Im Londoner Stadtteil Golders Green leben orthodoxe Juden in einer Parallelwelt. In Eve Harris‘ Roman gehören die Kaufmans, die Levys und die Zilbermans dazu. Man ist stolz, die Söhne in die Talmudschule nach Jerusalem zu schicken. Töchter warten sittsam auf den Bräutigam, den ihnen die Heiratsvermittlerin ausgesucht hat. Nach der Hochzeit versteckt man als brave Ehefrau das eigene Haar unter einer Perücke und wartet auf die erste Schwangerschaft. Kinder zu bekommen ist neben der Frömmigkeit erklärter Lebensinhalt.

Unglücklicherweise ist Chani Kaufman auch viele Monate nach der Hochzeit mit Baruch Levy noch nicht guter Hoffnung. Grund für abgrundtiefe Verzweiflung. Die böse Schwiegermutter sucht derweil sicherheitshalber schon eine geeignetere Frau für ihren Sohn aus. Bei Kinderlosigkeit droht Scheidung.
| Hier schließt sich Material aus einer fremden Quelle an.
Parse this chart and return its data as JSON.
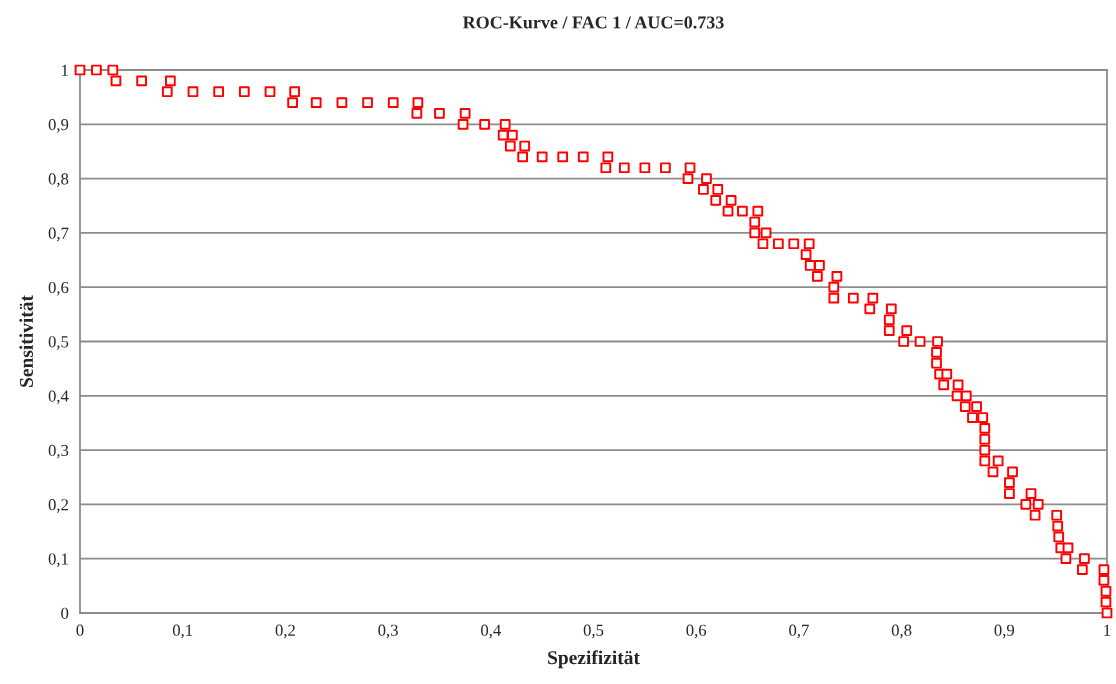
{
  "chart_data": {
    "type": "scatter",
    "title": "ROC-Kurve / FAC 1 / AUC=0.733",
    "xlabel": "Spezifizität",
    "ylabel": "Sensitivität",
    "marker": "square",
    "grid": "y",
    "xlim": [
      0,
      1
    ],
    "ylim": [
      0,
      1
    ],
    "xticks": [
      0,
      {
        "value": 0.1,
        "label": "0,1"
      },
      {
        "value": 0.2,
        "label": "0,2"
      },
      {
        "value": 0.3,
        "label": "0,3"
      },
      {
        "value": 0.4,
        "label": "0,4"
      },
      {
        "value": 0.5,
        "label": "0,5"
      },
      {
        "value": 0.6,
        "label": "0,6"
      },
      {
        "value": 0.7,
        "label": "0,7"
      },
      {
        "value": 0.8,
        "label": "0,8"
      },
      {
        "value": 0.9,
        "label": "0,9"
      },
      1
    ],
    "yticks": [
      0,
      {
        "value": 0.1,
        "label": "0,1"
      },
      {
        "value": 0.2,
        "label": "0,2"
      },
      {
        "value": 0.3,
        "label": "0,3"
      },
      {
        "value": 0.4,
        "label": "0,4"
      },
      {
        "value": 0.5,
        "label": "0,5"
      },
      {
        "value": 0.6,
        "label": "0,6"
      },
      {
        "value": 0.7,
        "label": "0,7"
      },
      {
        "value": 0.8,
        "label": "0,8"
      },
      {
        "value": 0.9,
        "label": "0,9"
      },
      1
    ],
    "series": [
      {
        "color": "#ff0000",
        "x": [
          0,
          0.016,
          0.032,
          0.035,
          0.06,
          0.088,
          0.085,
          0.11,
          0.135,
          0.16,
          0.185,
          0.209,
          0.207,
          0.23,
          0.255,
          0.28,
          0.305,
          0.329,
          0.328,
          0.35,
          0.375,
          0.373,
          0.394,
          0.414,
          0.412,
          0.421,
          0.419,
          0.433,
          0.431,
          0.45,
          0.47,
          0.49,
          0.514,
          0.512,
          0.53,
          0.55,
          0.57,
          0.594,
          0.592,
          0.61,
          0.607,
          0.621,
          0.619,
          0.634,
          0.631,
          0.645,
          0.66,
          0.657,
          0.657,
          0.668,
          0.665,
          0.68,
          0.695,
          0.71,
          0.707,
          0.711,
          0.72,
          0.718,
          0.737,
          0.734,
          0.734,
          0.753,
          0.772,
          0.769,
          0.79,
          0.788,
          0.788,
          0.805,
          0.802,
          0.818,
          0.835,
          0.834,
          0.834,
          0.837,
          0.844,
          0.841,
          0.855,
          0.854,
          0.863,
          0.862,
          0.873,
          0.869,
          0.879,
          0.881,
          0.881,
          0.881,
          0.881,
          0.894,
          0.889,
          0.908,
          0.905,
          0.905,
          0.926,
          0.921,
          0.933,
          0.93,
          0.951,
          0.952,
          0.953,
          0.955,
          0.962,
          0.96,
          0.978,
          0.976,
          0.997,
          0.997,
          0.999,
          0.999,
          1
        ],
        "values": [
          1,
          1,
          1,
          0.98,
          0.98,
          0.98,
          0.96,
          0.96,
          0.96,
          0.96,
          0.96,
          0.96,
          0.94,
          0.94,
          0.94,
          0.94,
          0.94,
          0.94,
          0.92,
          0.92,
          0.92,
          0.9,
          0.9,
          0.9,
          0.88,
          0.88,
          0.86,
          0.86,
          0.84,
          0.84,
          0.84,
          0.84,
          0.84,
          0.82,
          0.82,
          0.82,
          0.82,
          0.82,
          0.8,
          0.8,
          0.78,
          0.78,
          0.76,
          0.76,
          0.74,
          0.74,
          0.74,
          0.72,
          0.7,
          0.7,
          0.68,
          0.68,
          0.68,
          0.68,
          0.66,
          0.64,
          0.64,
          0.62,
          0.62,
          0.6,
          0.58,
          0.58,
          0.58,
          0.56,
          0.56,
          0.54,
          0.52,
          0.52,
          0.5,
          0.5,
          0.5,
          0.48,
          0.46,
          0.44,
          0.44,
          0.42,
          0.42,
          0.4,
          0.4,
          0.38,
          0.38,
          0.36,
          0.36,
          0.34,
          0.32,
          0.3,
          0.28,
          0.28,
          0.26,
          0.26,
          0.24,
          0.22,
          0.22,
          0.2,
          0.2,
          0.18,
          0.18,
          0.16,
          0.14,
          0.12,
          0.12,
          0.1,
          0.1,
          0.08,
          0.08,
          0.06,
          0.04,
          0.02,
          0
        ]
      }
    ]
  }
}
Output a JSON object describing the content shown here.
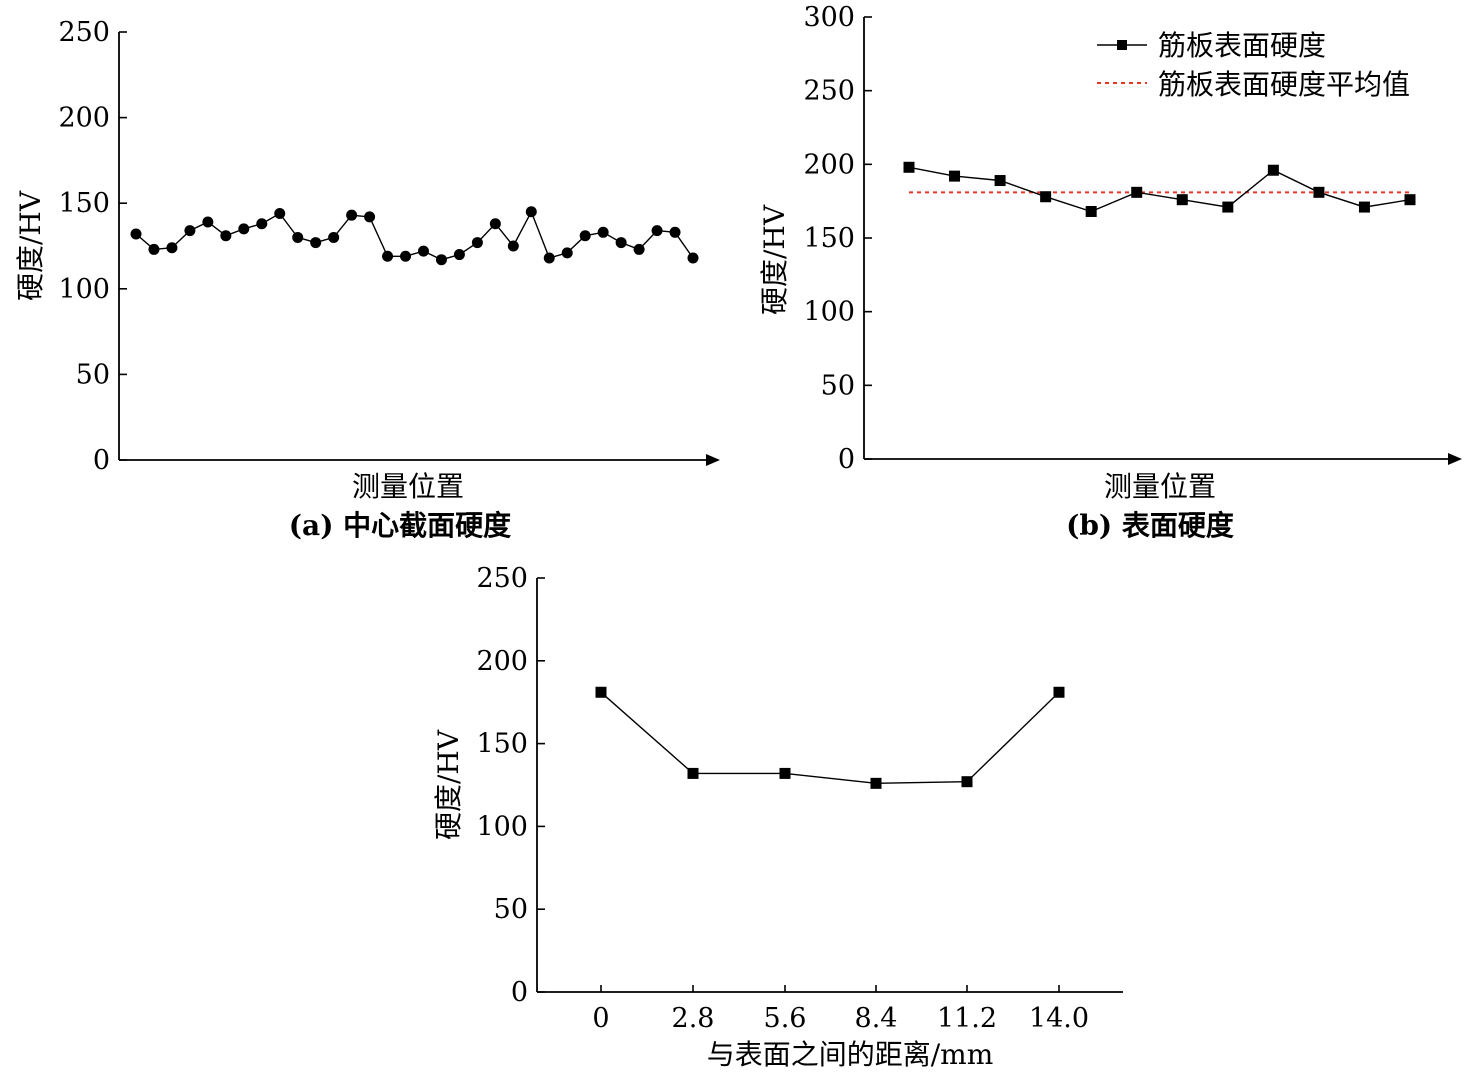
{
  "chart_data": [
    {
      "id": "a",
      "type": "line",
      "caption": "(a) 中心截面硬度",
      "xlabel": "测量位置",
      "ylabel": "硬度/HV",
      "ylim": [
        0,
        250
      ],
      "yticks": [
        0,
        50,
        100,
        150,
        200,
        250
      ],
      "marker": "circle",
      "series": [
        {
          "values": [
            132,
            123,
            124,
            134,
            139,
            131,
            135,
            138,
            144,
            130,
            127,
            130,
            143,
            142,
            119,
            119,
            122,
            117,
            120,
            127,
            138,
            125,
            145,
            118,
            121,
            131,
            133,
            127,
            123,
            134,
            133,
            118
          ]
        }
      ]
    },
    {
      "id": "b",
      "type": "line",
      "caption": "(b) 表面硬度",
      "xlabel": "测量位置",
      "ylabel": "硬度/HV",
      "ylim": [
        0,
        300
      ],
      "yticks": [
        0,
        50,
        100,
        150,
        200,
        250,
        300
      ],
      "marker": "square",
      "series": [
        {
          "name": "筋板表面硬度",
          "values": [
            198,
            192,
            189,
            178,
            168,
            181,
            176,
            171,
            196,
            181,
            171,
            176
          ]
        },
        {
          "name": "筋板表面硬度平均值",
          "style": "dotted",
          "color": "#e8352a",
          "value": 181
        }
      ],
      "legend_position": "top-right"
    },
    {
      "id": "c",
      "type": "line",
      "xlabel": "与表面之间的距离/mm",
      "ylabel": "硬度/HV",
      "ylim": [
        0,
        250
      ],
      "yticks": [
        0,
        50,
        100,
        150,
        200,
        250
      ],
      "categories": [
        "0",
        "2.8",
        "5.6",
        "8.4",
        "11.2",
        "14.0"
      ],
      "marker": "square",
      "series": [
        {
          "values": [
            181,
            132,
            132,
            126,
            127,
            181
          ]
        }
      ]
    }
  ]
}
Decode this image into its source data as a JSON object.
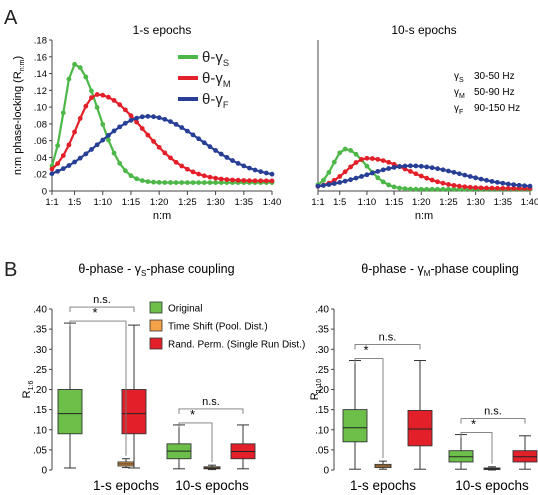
{
  "panels": {
    "A": "A",
    "B": "B"
  },
  "chart_data": [
    {
      "type": "line",
      "title": "1-s epochs",
      "ylabel": "n:m phase-locking (R",
      "ylabel_sub": "n:m",
      "ylabel_close": ")",
      "xlabel": "n:m",
      "x_ticks": [
        "1:1",
        "1:5",
        "1:10",
        "1:15",
        "1:20",
        "1:25",
        "1:30",
        "1:35",
        "1:40"
      ],
      "y_ticks": [
        "0",
        ".02",
        ".04",
        ".06",
        ".08",
        ".10",
        ".12",
        ".14",
        ".16",
        ".18"
      ],
      "xlim": [
        1,
        40
      ],
      "ylim": [
        0,
        0.18
      ],
      "legend": [
        {
          "prefix": "θ-γ",
          "sub": "S",
          "color": "#4db848"
        },
        {
          "prefix": "θ-γ",
          "sub": "M",
          "color": "#e3202a"
        },
        {
          "prefix": "θ-γ",
          "sub": "F",
          "color": "#283f96"
        }
      ],
      "series": [
        {
          "sub": "S",
          "color": "#4db848",
          "peak_x": 5,
          "peak_y": 0.151,
          "base": 0.015,
          "sigma_left": 1.9,
          "sigma_right": 4.2,
          "tail": 0.01
        },
        {
          "sub": "M",
          "color": "#e3202a",
          "peak_x": 9,
          "peak_y": 0.115,
          "base": 0.018,
          "sigma_left": 3.6,
          "sigma_right": 8.0,
          "tail": 0.012
        },
        {
          "sub": "F",
          "color": "#283f96",
          "peak_x": 18,
          "peak_y": 0.089,
          "base": 0.01,
          "sigma_left": 8.5,
          "sigma_right": 9.5,
          "tail": 0.015
        }
      ]
    },
    {
      "type": "line",
      "title": "10-s epochs",
      "xlabel": "n:m",
      "x_ticks": [
        "1:1",
        "1:5",
        "1:10",
        "1:15",
        "1:20",
        "1:25",
        "1:30",
        "1:35",
        "1:40"
      ],
      "xlim": [
        1,
        40
      ],
      "ylim": [
        0,
        0.18
      ],
      "bands": [
        {
          "sub": "S",
          "range": "30-50 Hz"
        },
        {
          "sub": "M",
          "range": "50-90 Hz"
        },
        {
          "sub": "F",
          "range": "90-150 Hz"
        }
      ],
      "series": [
        {
          "sub": "S",
          "color": "#4db848",
          "peak_x": 6,
          "peak_y": 0.05,
          "base": 0.004,
          "sigma_left": 2.2,
          "sigma_right": 3.8,
          "tail": 0.002
        },
        {
          "sub": "M",
          "color": "#e3202a",
          "peak_x": 10,
          "peak_y": 0.039,
          "base": 0.004,
          "sigma_left": 3.6,
          "sigma_right": 7.5,
          "tail": 0.003
        },
        {
          "sub": "F",
          "color": "#283f96",
          "peak_x": 18,
          "peak_y": 0.03,
          "base": 0.003,
          "sigma_left": 8.0,
          "sigma_right": 9.5,
          "tail": 0.004
        }
      ]
    },
    {
      "type": "box",
      "title_prefix": "θ-phase - γ",
      "title_sub": "S",
      "title_suffix": "-phase coupling",
      "ylabel": "R",
      "ylabel_sub": "1:6",
      "y_ticks": [
        "0",
        ".05",
        ".10",
        ".15",
        ".20",
        ".25",
        ".30",
        ".35",
        ".40"
      ],
      "ylim": [
        0,
        0.4
      ],
      "groups": [
        "1-s epochs",
        "10-s epochs"
      ],
      "legend": [
        {
          "label": "Original",
          "color": "#6cc04a"
        },
        {
          "label": "Time Shift (Pool. Dist.)",
          "color": "#f3a24a"
        },
        {
          "label": "Rand. Perm. (Single Run Dist.)",
          "color": "#e3202a"
        }
      ],
      "boxes": [
        {
          "group": 0,
          "cond": 0,
          "min": 0.005,
          "q1": 0.09,
          "median": 0.14,
          "q3": 0.2,
          "max": 0.365
        },
        {
          "group": 0,
          "cond": 1,
          "min": 0.006,
          "q1": 0.01,
          "median": 0.015,
          "q3": 0.02,
          "max": 0.028
        },
        {
          "group": 0,
          "cond": 2,
          "min": 0.005,
          "q1": 0.09,
          "median": 0.14,
          "q3": 0.2,
          "max": 0.36
        },
        {
          "group": 1,
          "cond": 0,
          "min": 0.003,
          "q1": 0.028,
          "median": 0.047,
          "q3": 0.065,
          "max": 0.112
        },
        {
          "group": 1,
          "cond": 1,
          "min": 0.001,
          "q1": 0.003,
          "median": 0.005,
          "q3": 0.008,
          "max": 0.012
        },
        {
          "group": 1,
          "cond": 2,
          "min": 0.003,
          "q1": 0.028,
          "median": 0.046,
          "q3": 0.065,
          "max": 0.112
        }
      ],
      "annotations": [
        {
          "group": 0,
          "from": 0,
          "to": 2,
          "label": "n.s."
        },
        {
          "group": 0,
          "from": 0,
          "to": 1,
          "label": "*"
        },
        {
          "group": 1,
          "from": 0,
          "to": 2,
          "label": "n.s."
        },
        {
          "group": 1,
          "from": 0,
          "to": 1,
          "label": "*"
        }
      ]
    },
    {
      "type": "box",
      "title_prefix": "θ-phase - γ",
      "title_sub": "M",
      "title_suffix": "-phase coupling",
      "ylabel": "R",
      "ylabel_sub": "1:10",
      "y_ticks": [
        "0",
        ".05",
        ".10",
        ".15",
        ".20",
        ".25",
        ".30",
        ".35",
        ".40"
      ],
      "ylim": [
        0,
        0.4
      ],
      "groups": [
        "1-s epochs",
        "10-s epochs"
      ],
      "boxes": [
        {
          "group": 0,
          "cond": 0,
          "min": 0.002,
          "q1": 0.07,
          "median": 0.105,
          "q3": 0.15,
          "max": 0.272
        },
        {
          "group": 0,
          "cond": 1,
          "min": 0.002,
          "q1": 0.006,
          "median": 0.01,
          "q3": 0.014,
          "max": 0.022
        },
        {
          "group": 0,
          "cond": 2,
          "min": 0.002,
          "q1": 0.06,
          "median": 0.102,
          "q3": 0.148,
          "max": 0.272
        },
        {
          "group": 1,
          "cond": 0,
          "min": 0.002,
          "q1": 0.02,
          "median": 0.033,
          "q3": 0.048,
          "max": 0.088
        },
        {
          "group": 1,
          "cond": 1,
          "min": 0.0,
          "q1": 0.002,
          "median": 0.003,
          "q3": 0.005,
          "max": 0.008
        },
        {
          "group": 1,
          "cond": 2,
          "min": 0.002,
          "q1": 0.02,
          "median": 0.033,
          "q3": 0.048,
          "max": 0.085
        }
      ],
      "annotations": [
        {
          "group": 0,
          "from": 0,
          "to": 2,
          "label": "n.s."
        },
        {
          "group": 0,
          "from": 0,
          "to": 1,
          "label": "*"
        },
        {
          "group": 1,
          "from": 0,
          "to": 2,
          "label": "n.s."
        },
        {
          "group": 1,
          "from": 0,
          "to": 1,
          "label": "*"
        }
      ]
    }
  ]
}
Furchtbare Zustände. Auch für Rivka Zilberman, die Frau des Rabbis, die es nach vielen Jahren wagt auszubrechen und von einem Schläger der Gemeinde überfallen wird, weil sie es gewagt hat, ihren jüngsten Sohn zu sehen, der beim Vater zurückgeblieben ist. Der ältere Sohn Avromi versucht sich in Jerusalem unter vielen Seelenqualen aus den Fesseln der Orthodoxie, dem „Fließbandleben“, wie er es nennt, zu befreien.

Eve Harris erzählt abwechselnd vom Leben der Levys und der Zilbermans. Das Buch ist dabei nicht todtraurig. Die Autorin, die sich in dieser Gesellschaft gut auskennt, beschreibt die eigentlich groteske Szenerie oft ironisch, so beispielsweise die Verhandlung zwischen Mrs. Levy und der Heiratsvermittlerin. Die Hauptfiguren wirken authentisch, keine Abziehbilder ihrer Glaubenszugehörigkeit. Mit Ausnahme der bösen Schwiegermutter Chanis, die zu sehr in das Muster der bösen Hexe passt.

Wirklich spannend. Ein Pageturner.

Aus dem Englischen übersetzt von Kathrin Bielfeldt.